Hellisheiði power plant Hellisheiði power plant Gullfoss Falls Gullfoss Falls

After spending an hour and having a great coffee and lunch at their cafeteria it was time for us to visit Geyser geothermal area. Once we reached there, the entire area was steaming with heat, all due to geothermal activity in the area. We walked towards Strokkur geyser that shoots up to 30m in the air approximately every 5 minutes. It was exhilarating to see the power of geothermal forces.

Iceland Geyser from shuchimuley on Vimeo.

Strokkur geyser

Next, we visited the UNESCO world heritage site Þingvellir(Thingvellir). It's a national park with unique landscape between the North American and European tectonic plates.When you walk in the valley you have European tectonic plates on one side and North American plates on the other. These plates are pulling apart at a rate of few centimeters every year. Views from the national park were simply breathtaking. We walked and explored the area for almost 1.5 hours and returned back to Reykjavik later in the evening.

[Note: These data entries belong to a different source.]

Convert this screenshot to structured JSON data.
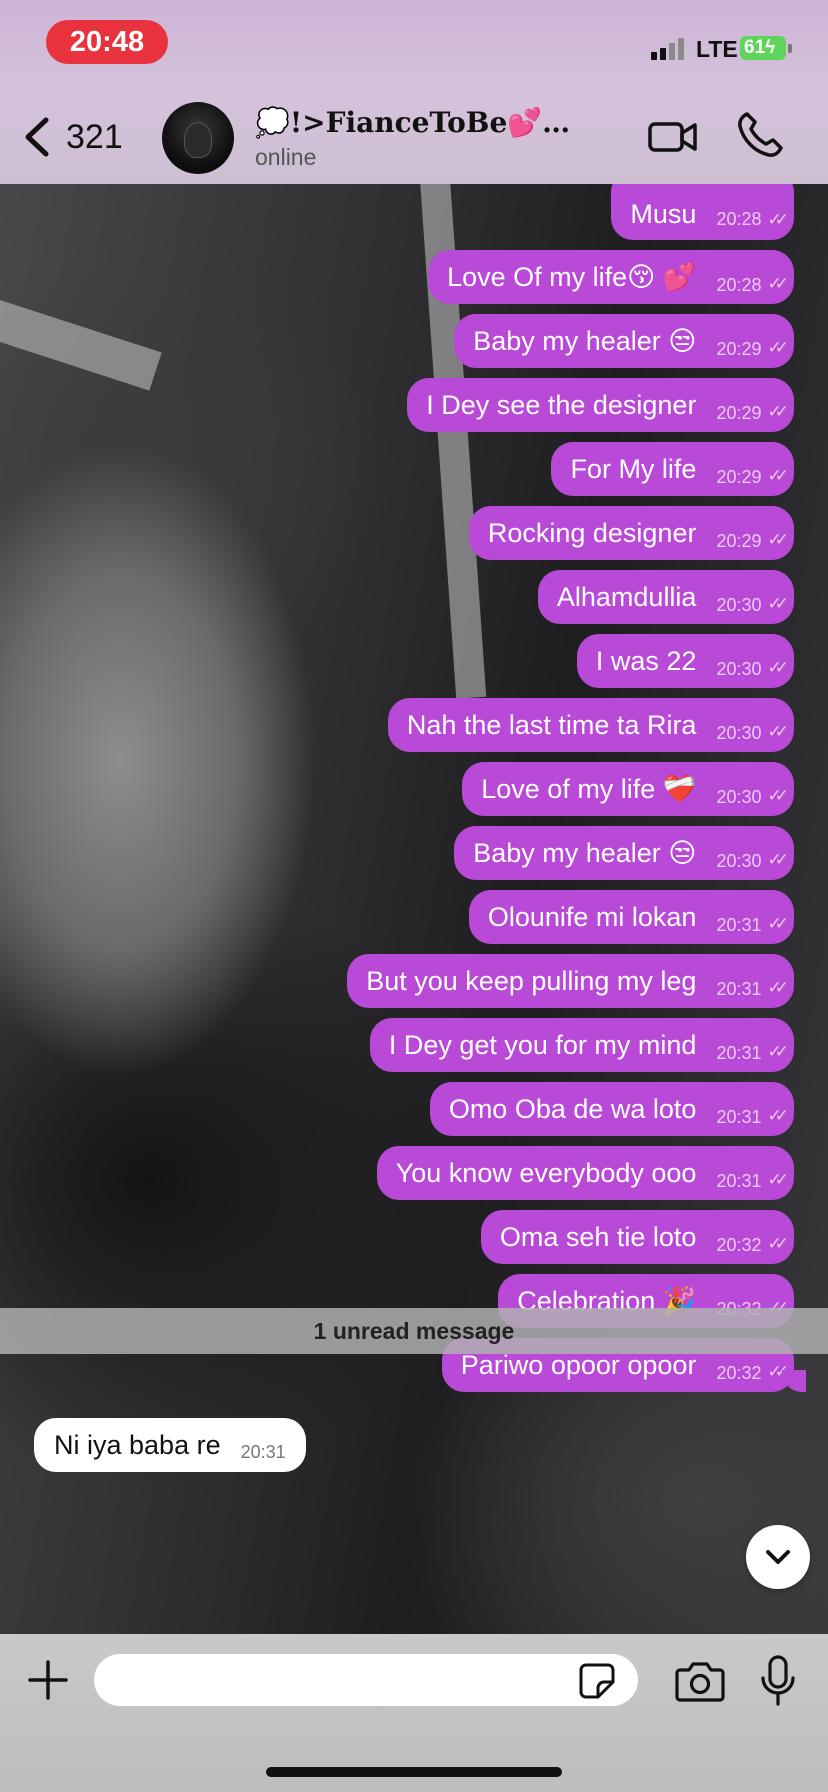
{
  "status_bar": {
    "time": "20:48",
    "network": "LTE",
    "battery": "61"
  },
  "header": {
    "back_count": "321",
    "contact_name": "💭!>FianceToBe💕 🫢 ...",
    "contact_status": "online"
  },
  "messages": [
    {
      "text": "Musu",
      "time": "20:28"
    },
    {
      "text": "Love Of my life😚 💕",
      "time": "20:28"
    },
    {
      "text": "Baby my healer 😒",
      "time": "20:29"
    },
    {
      "text": "I Dey see the designer",
      "time": "20:29"
    },
    {
      "text": "For My life",
      "time": "20:29"
    },
    {
      "text": "Rocking designer",
      "time": "20:29"
    },
    {
      "text": "Alhamdullia",
      "time": "20:30"
    },
    {
      "text": "I was 22",
      "time": "20:30"
    },
    {
      "text": "Nah the last time ta Rira",
      "time": "20:30"
    },
    {
      "text": "Love of my life ❤️‍🩹",
      "time": "20:30"
    },
    {
      "text": "Baby my healer 😒",
      "time": "20:30"
    },
    {
      "text": "Olounife mi lokan",
      "time": "20:31"
    },
    {
      "text": "But you keep pulling my leg",
      "time": "20:31"
    },
    {
      "text": "I Dey get you for my mind",
      "time": "20:31"
    },
    {
      "text": "Omo Oba de wa loto",
      "time": "20:31"
    },
    {
      "text": "You know everybody ooo",
      "time": "20:31"
    },
    {
      "text": "Oma seh tie loto",
      "time": "20:32"
    },
    {
      "text": "Celebration 🎉",
      "time": "20:32"
    },
    {
      "text": "Pariwo opoor opoor",
      "time": "20:32"
    }
  ],
  "incoming": {
    "text": "Ni iya baba re",
    "time": "20:31"
  },
  "unread_label": "1 unread message",
  "composer": {
    "value": "",
    "placeholder": ""
  },
  "colors": {
    "bubble_out": "#b94ad7",
    "bubble_in": "#ffffff",
    "time_pill": "#e8333f",
    "battery": "#5fd45a"
  },
  "icons": [
    "back-chevron-icon",
    "video-call-icon",
    "phone-icon",
    "chevron-down-icon",
    "plus-icon",
    "sticker-icon",
    "camera-icon",
    "microphone-icon",
    "double-check-icon"
  ]
}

Walking between European and North American tectonic plates

We spent two more days in Reykjavik hoping each day for the weather to get better so that we could fly over Bardarbunga volcano to watch the on going eruption. Unfortunately, that didn’t happen and it was time for us to visit our next European destination – Switzerland.

Overall we would say that Iceland is a unique country. We will never forget the experience of mesmerizing northern lights, our walk along the mid Atlantic tectonic plates and gorgeous coastline of Reykjavik. We will always cherish our visit to Iceland and are sure that we will come back to this beautiful country again.